When I first started building houses, in 1980, the standard wall construction was 2×4 studs on 16-inch centers. Ed Mazria had just published The Passive Solar Energy Book and the back to the land, small is beautiful, live simply scene was in full flower. I understood what R-values were (resistance to heat flow) and that we needed insulation and better windows. I understood the basics of south-facing windows and thermal mass to absorb the direct solar heat but had not heard of a thermal bridge much less a thermal brake. We did not know about the more subtle effects of thermal forces or moisture movement. My passive solar house got warm in the sun and cold without it.

As people began to understand that energy had significant costs both in terms of dollars and to the environment, building began to change; as the value of building an efficient envelope to maintain comfort with the least amount of energy for heating and cooling became obvious, Building Science took off. One of the first steps was to use 2×6 studs instead of 2×4 to allow more insulation and to use 24-inch spacing instead of 16 inch in order to use less lumber and allow for more insulation. This is one place where thermal bridges show up. A thermal bridge is created when materials create a continuous path across a temperature difference, in which the heat flow is not interrupted by thermal insulation. (Wikipedia)
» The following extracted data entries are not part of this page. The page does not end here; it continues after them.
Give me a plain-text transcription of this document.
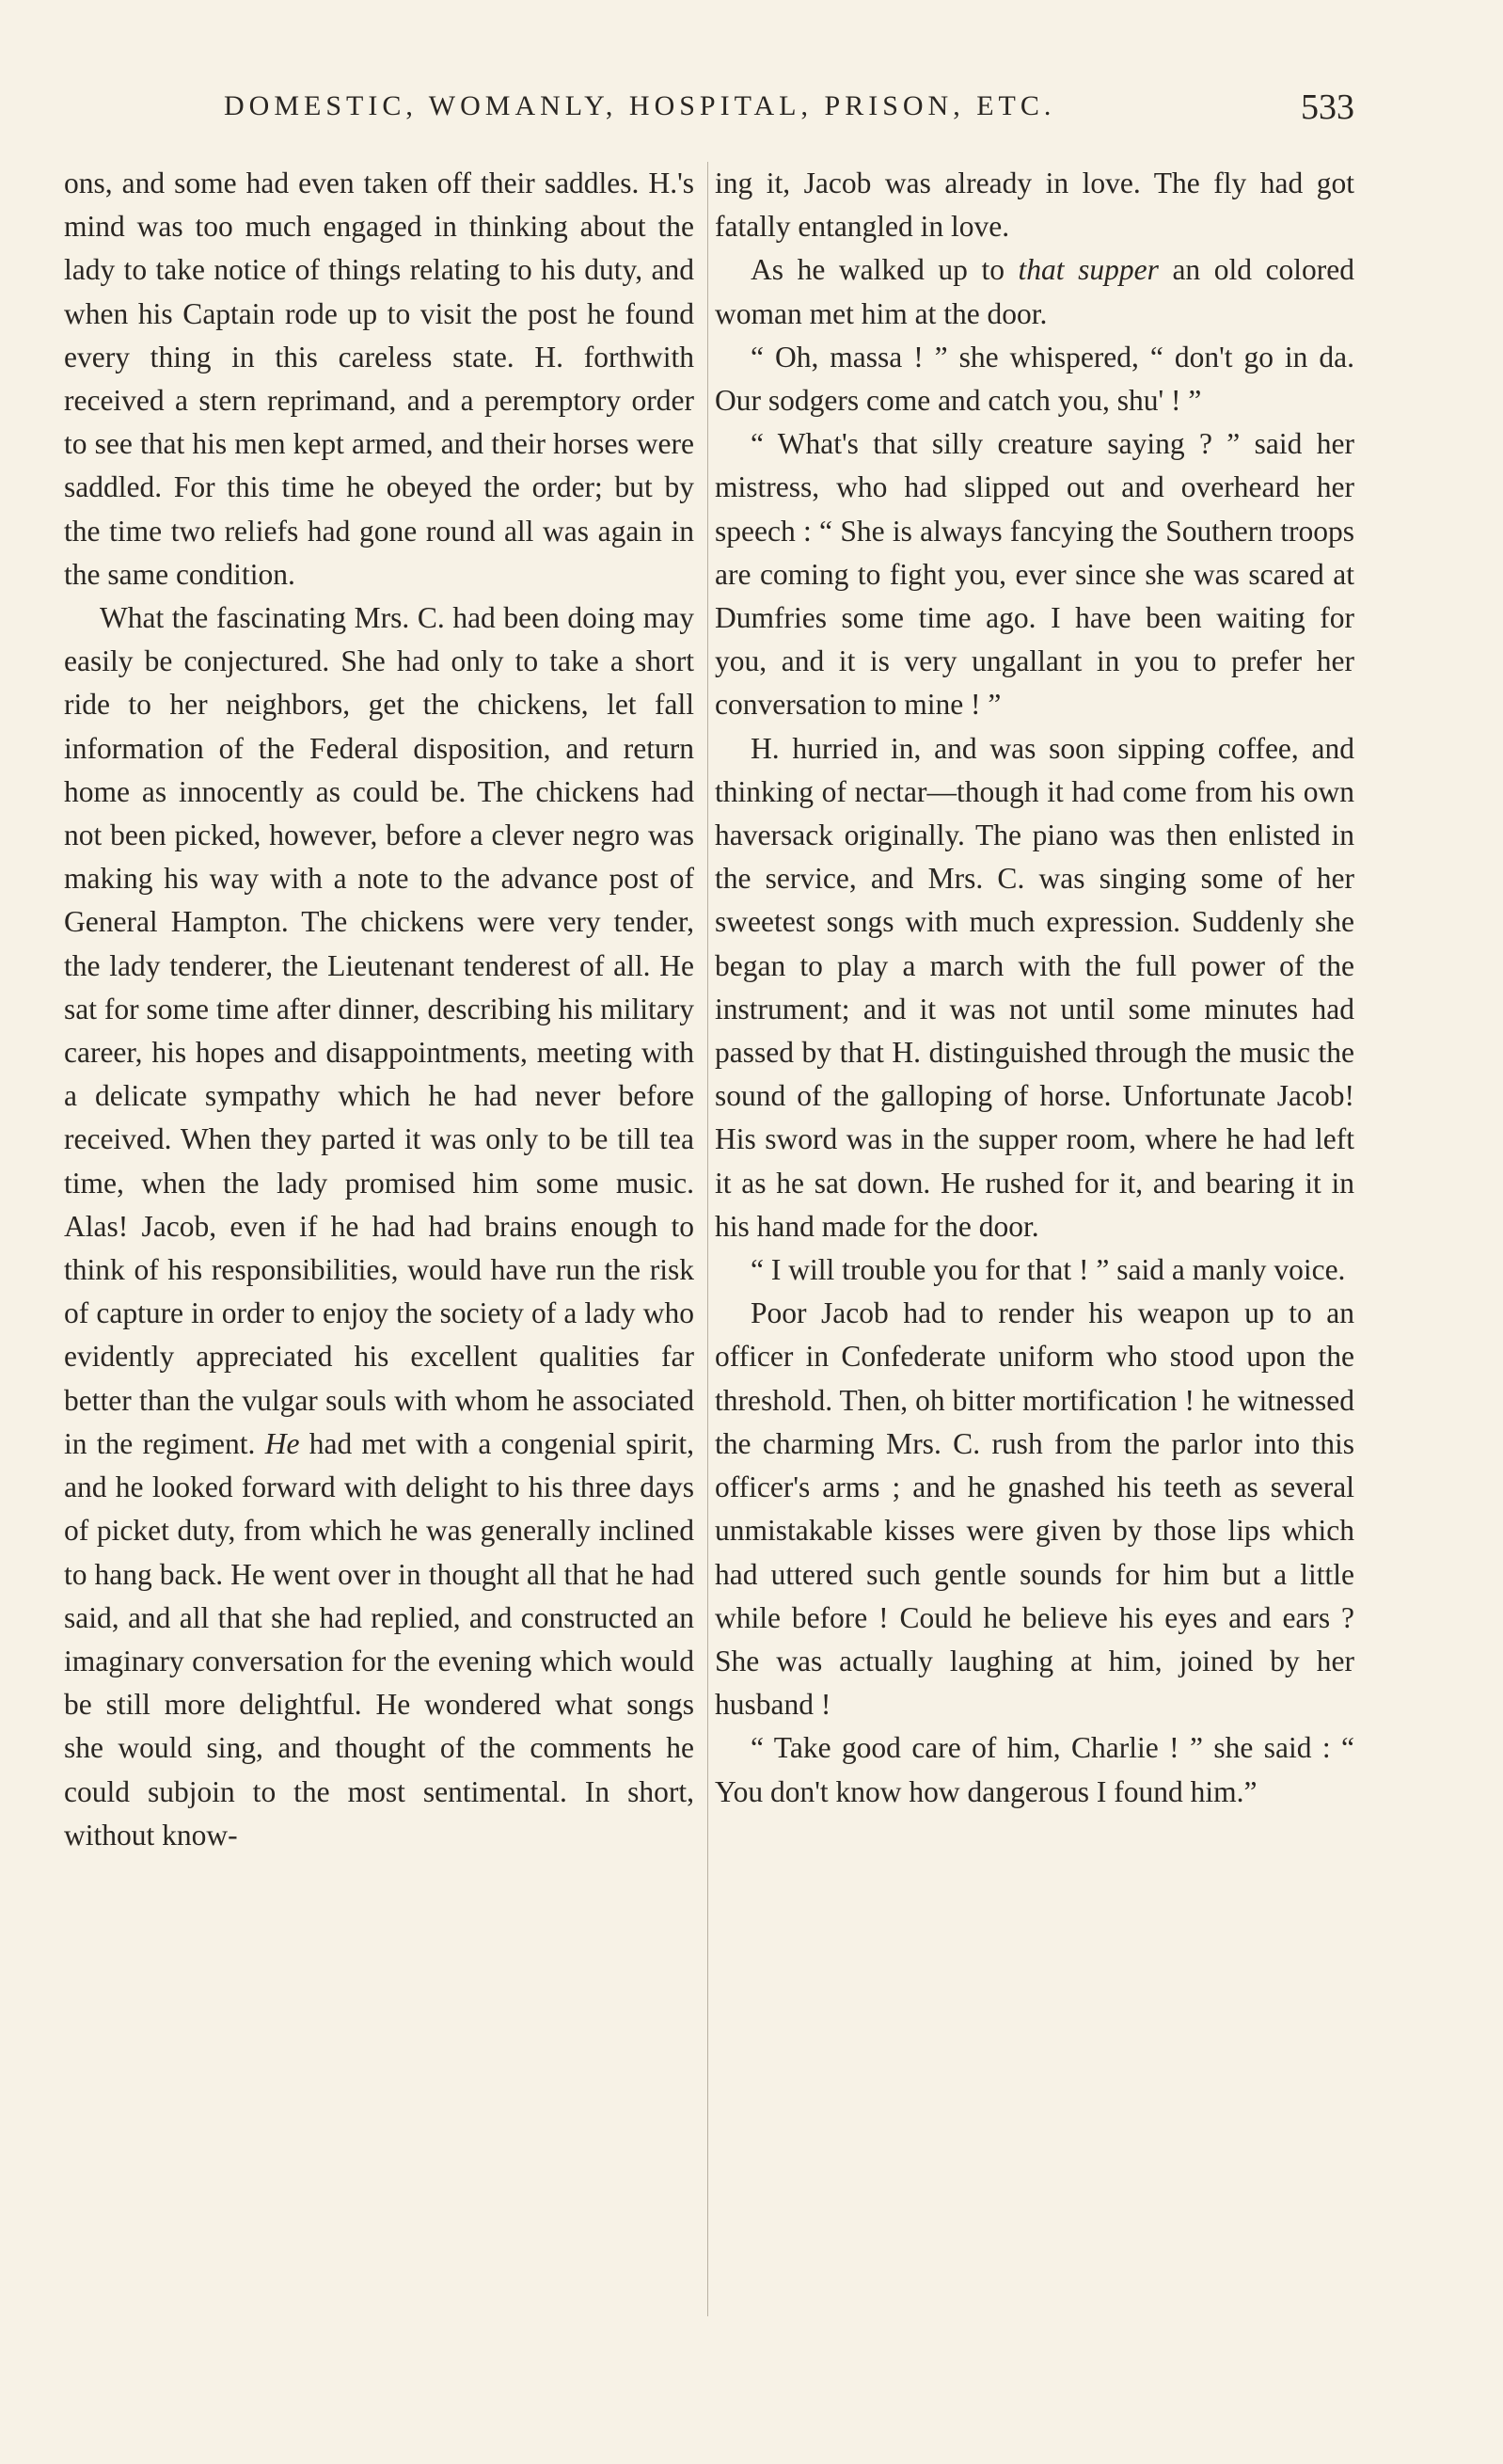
DOMESTIC, WOMANLY, HOSPITAL, PRISON, ETC.	533

ons, and some had even taken off their saddles. H.'s mind was too much engaged in thinking about the lady to take notice of things relating to his duty, and when his Captain rode up to visit the post he found every thing in this careless state. H. forthwith received a stern reprimand, and a peremptory order to see that his men kept armed, and their horses were saddled. For this time he obeyed the order; but by the time two reliefs had gone round all was again in the same condition.

What the fascinating Mrs. C. had been doing may easily be conjectured. She had only to take a short ride to her neighbors, get the chickens, let fall information of the Federal disposition, and return home as innocently as could be. The chickens had not been picked, however, before a clever negro was making his way with a note to the advance post of General Hampton. The chickens were very tender, the lady tenderer, the Lieutenant tenderest of all. He sat for some time after dinner, describing his military career, his hopes and disappointments, meeting with a delicate sympathy which he had never before received. When they parted it was only to be till tea time, when the lady promised him some music. Alas! Jacob, even if he had had brains enough to think of his responsibilities, would have run the risk of capture in order to enjoy the society of a lady who evidently appreciated his excellent qualities far better than the vulgar souls with whom he associated in the regiment. He had met with a congenial spirit, and he looked forward with delight to his three days of picket duty, from which he was generally inclined to hang back. He went over in thought all that he had said, and all that she had replied, and constructed an imaginary conversation for the evening which would be still more delightful. He wondered what songs she would sing, and thought of the comments he could subjoin to the most sentimental. In short, without know-

ing it, Jacob was already in love. The fly had got fatally entangled in love.

As he walked up to that supper an old colored woman met him at the door.

“ Oh, massa ! ” she whispered, “ don't go in da. Our sodgers come and catch you, shu' ! ”

“ What's that silly creature saying ? ” said her mistress, who had slipped out and overheard her speech : “ She is always fancying the Southern troops are coming to fight you, ever since she was scared at Dumfries some time ago. I have been waiting for you, and it is very ungallant in you to prefer her conversation to mine ! ”

H. hurried in, and was soon sipping coffee, and thinking of nectar—though it had come from his own haversack originally. The piano was then enlisted in the service, and Mrs. C. was singing some of her sweetest songs with much expression. Suddenly she began to play a march with the full power of the instrument; and it was not until some minutes had passed by that H. distinguished through the music the sound of the galloping of horse. Unfortunate Jacob! His sword was in the supper room, where he had left it as he sat down. He rushed for it, and bearing it in his hand made for the door.

“ I will trouble you for that ! ” said a manly voice.

Poor Jacob had to render his weapon up to an officer in Confederate uniform who stood upon the threshold. Then, oh bitter mortification ! he witnessed the charming Mrs. C. rush from the parlor into this officer's arms ; and he gnashed his teeth as several unmistakable kisses were given by those lips which had uttered such gentle sounds for him but a little while before ! Could he believe his eyes and ears ? She was actually laughing at him, joined by her husband !

“ Take good care of him, Charlie ! ” she said : “ You don't know how dangerous I found him.”
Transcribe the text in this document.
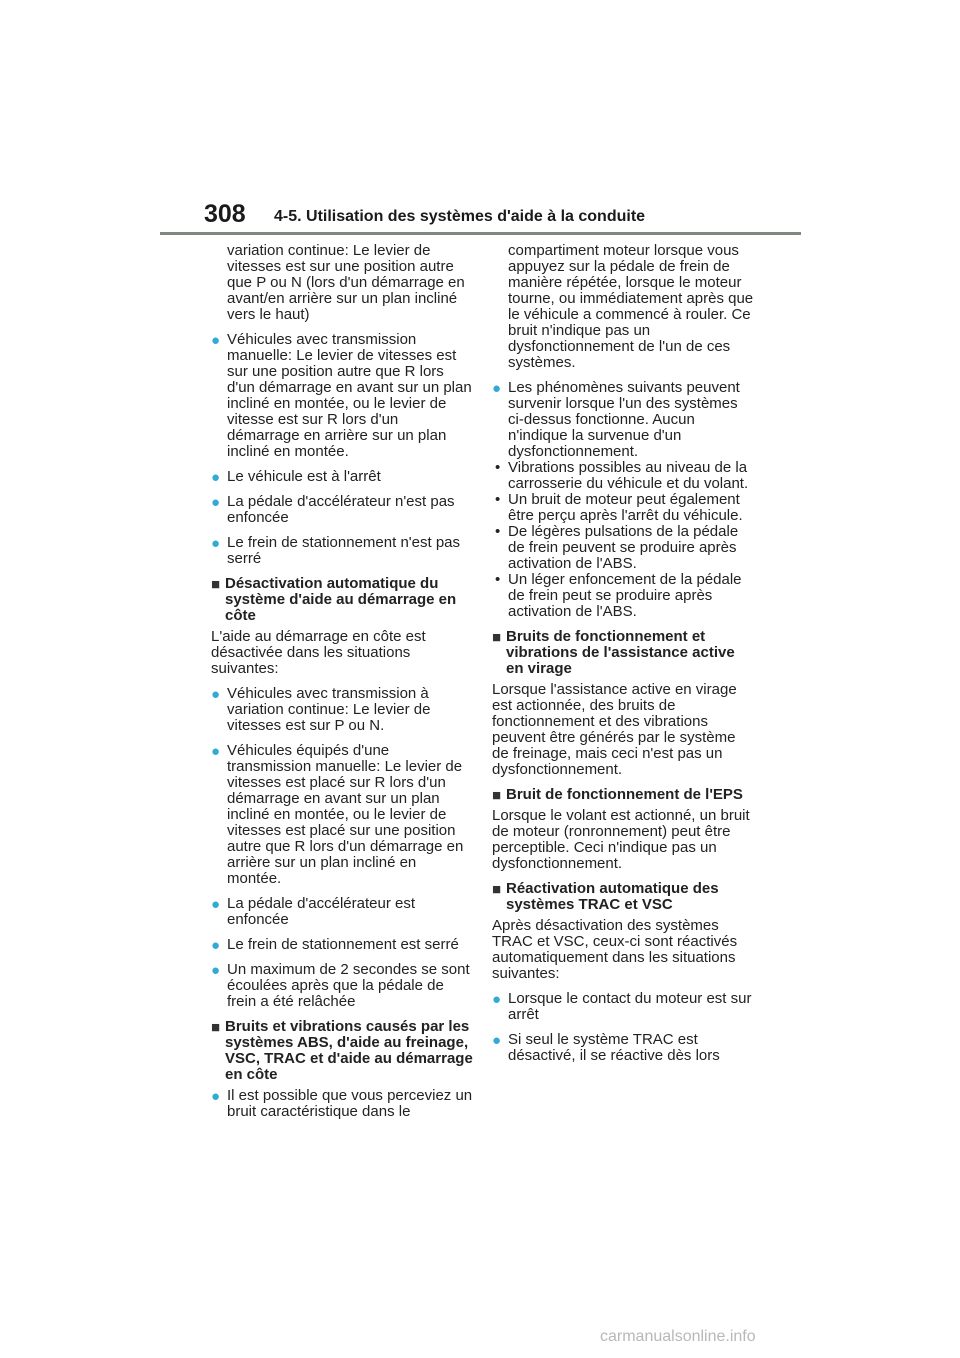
308 4-5. Utilisation des systèmes d'aide à la conduite
variation continue: Le levier de vitesses est sur une position autre que P ou N (lors d'un démarrage en avant/en arrière sur un plan incliné vers le haut)
● Véhicules avec transmission manuelle: Le levier de vitesses est sur une position autre que R lors d'un démarrage en avant sur un plan incliné en montée, ou le levier de vitesse est sur R lors d'un démarrage en arrière sur un plan incliné en montée.
● Le véhicule est à l'arrêt
● La pédale d'accélérateur n'est pas enfoncée
● Le frein de stationnement n'est pas serré
■ Désactivation automatique du système d'aide au démarrage en côte
L'aide au démarrage en côte est désactivée dans les situations suivantes:
● Véhicules avec transmission à variation continue: Le levier de vitesses est sur P ou N.
● Véhicules équipés d'une transmission manuelle: Le levier de vitesses est placé sur R lors d'un démarrage en avant sur un plan incliné en montée, ou le levier de vitesses est placé sur une position autre que R lors d'un démarrage en arrière sur un plan incliné en montée.
● La pédale d'accélérateur est enfoncée
● Le frein de stationnement est serré
● Un maximum de 2 secondes se sont écoulées après que la pédale de frein a été relâchée
■ Bruits et vibrations causés par les systèmes ABS, d'aide au freinage, VSC, TRAC et d'aide au démarrage en côte
● Il est possible que vous perceviez un bruit caractéristique dans le
compartiment moteur lorsque vous appuyez sur la pédale de frein de manière répétée, lorsque le moteur tourne, ou immédiatement après que le véhicule a commencé à rouler. Ce bruit n'indique pas un dysfonctionnement de l'un de ces systèmes.
● Les phénomènes suivants peuvent survenir lorsque l'un des systèmes ci-dessus fonctionne. Aucun n'indique la survenue d'un dysfonctionnement.
• Vibrations possibles au niveau de la carrosserie du véhicule et du volant.
• Un bruit de moteur peut également être perçu après l'arrêt du véhicule.
• De légères pulsations de la pédale de frein peuvent se produire après activation de l'ABS.
• Un léger enfoncement de la pédale de frein peut se produire après activation de l'ABS.
■ Bruits de fonctionnement et vibrations de l'assistance active en virage
Lorsque l'assistance active en virage est actionnée, des bruits de fonctionnement et des vibrations peuvent être générés par le système de freinage, mais ceci n'est pas un dysfonctionnement.
■ Bruit de fonctionnement de l'EPS
Lorsque le volant est actionné, un bruit de moteur (ronronnement) peut être perceptible. Ceci n'indique pas un dysfonctionnement.
■ Réactivation automatique des systèmes TRAC et VSC
Après désactivation des systèmes TRAC et VSC, ceux-ci sont réactivés automatiquement dans les situations suivantes:
● Lorsque le contact du moteur est sur arrêt
● Si seul le système TRAC est désactivé, il se réactive dès lors
carmanualsonline.info
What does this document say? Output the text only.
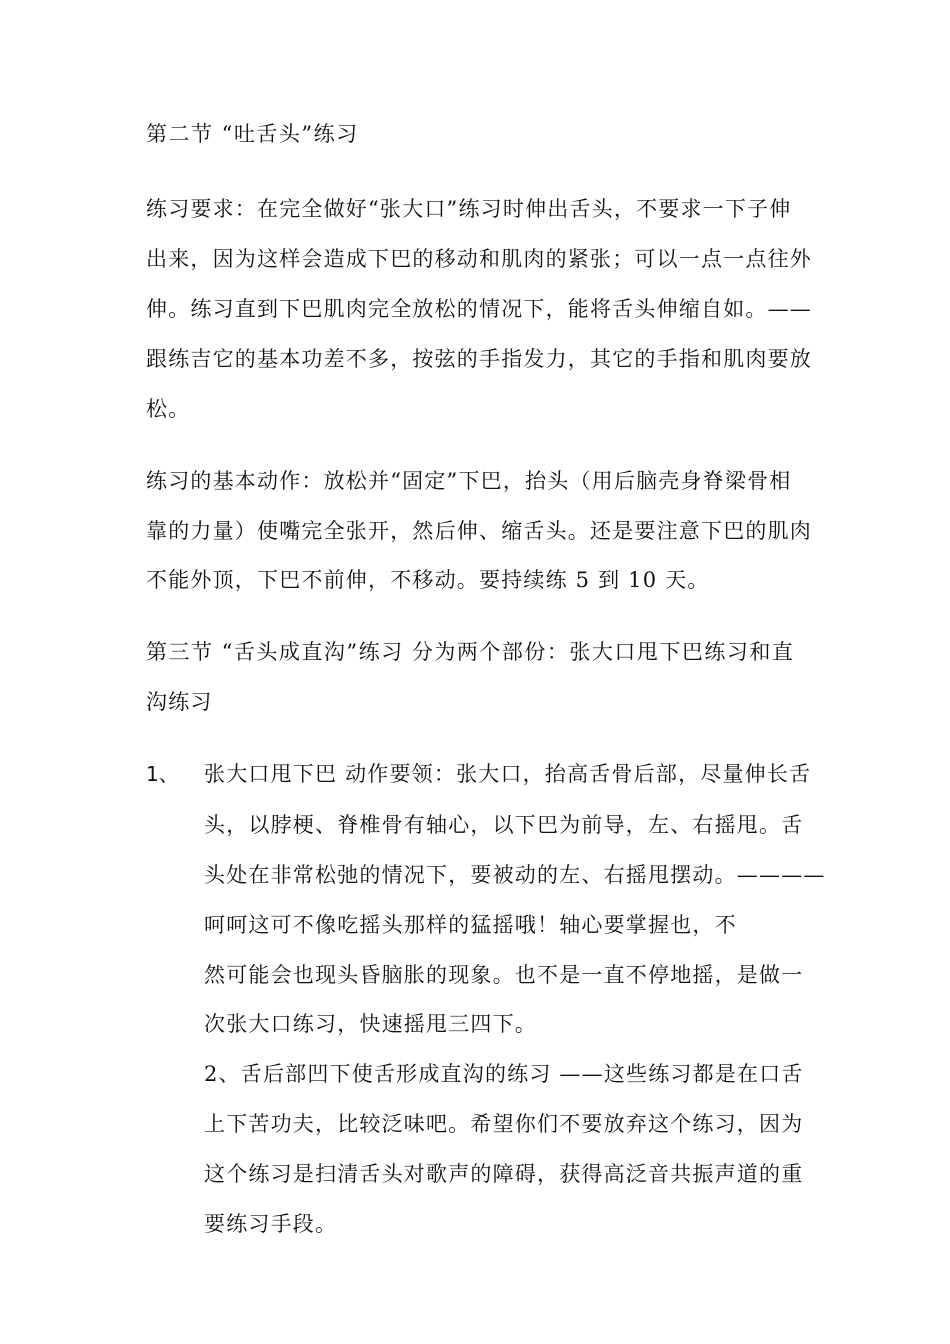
第二节 “吐舌头”练习
练习要求：在完全做好“张大口”练习时伸出舌头，不要求一下子伸
出来，因为这样会造成下巴的移动和肌肉的紧张；可以一点一点往外
伸。练习直到下巴肌肉完全放松的情况下，能将舌头伸缩自如。——
跟练吉它的基本功差不多，按弦的手指发力，其它的手指和肌肉要放
松。
练习的基本动作：放松并“固定”下巴，抬头（用后脑壳身脊梁骨相
靠的力量）使嘴完全张开，然后伸、缩舌头。还是要注意下巴的肌肉
不能外顶，下巴不前伸，不移动。要持续练 5 到 10 天。
第三节 “舌头成直沟”练习 分为两个部份：张大口甩下巴练习和直
沟练习
1、 张大口甩下巴 动作要领：张大口，抬高舌骨后部，尽量伸长舌
头，以脖梗、脊椎骨有轴心，以下巴为前导，左、右摇甩。舌
头处在非常松弛的情况下，要被动的左、右摇甩摆动。————
呵呵这可不像吃摇头那样的猛摇哦！轴心要掌握也，不
然可能会也现头昏脑胀的现象。也不是一直不停地摇，是做一
次张大口练习，快速摇甩三四下。
2、舌后部凹下使舌形成直沟的练习 ——这些练习都是在口舌
上下苦功夫，比较泛味吧。希望你们不要放弃这个练习，因为
这个练习是扫清舌头对歌声的障碍，获得高泛音共振声道的重
要练习手段。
This is a thermal image of thermal bridging.

Insulation has R-values of 3 to 6.5 per inch, whereas wood has an R- value of about 1.25 per inch. In 2×6 wall cavities with R-19 insulation, studs with an R-value of 6.8 will lower the overall insulating effects of your walls because the studs connect (or “bridge”) the interior conditioned space and the exterior climate. The effect of the framing factor on the standard wall insulation value is around 27%. A standard wall insulated with R-13 insulation will have a whole wall R-value of 10.
There are several ways to break the bridges or interrupt the heat flow from where you want it to where you don’t. Using advanced framing is a good strategy to minimize the number of bridges in your building envelope, and to reduce the amount of materials needed for the structure.
Another common practice to eliminate thermal bridging is to add a layer of ½- to 4-inch-thick rigid foam on the outside of the walls. Determining the appropriate thickness involves many factors, from cost to condensation. In Western North Carolina, a 2-inch layer of exterior rigid foam with an R-value of 10 is commonly recommended. Energy modeling can help you make a decision based on your local climate.
Another method is to build a double wall system with offset studs; this allows for thick walls and higher insulation levels while avoiding the bridges of continuous wood studs.
Other systems to reduce thermal bridging are: SIPS or Structural Insulated Panels that are usually OSB outer layers with rigid foam cores, insulated concrete forms, and most recently, hempcrete (http://www.hemp-technologies.com/ ) up to 16 inches thick that’s formed around the framing.
If you want to raise your energy efficiency and lower your energy costs, breaking the bridges is an important detail to address, not only in walls but in all areas where conditioned space connects to the outside, such concrete slab edges and windows.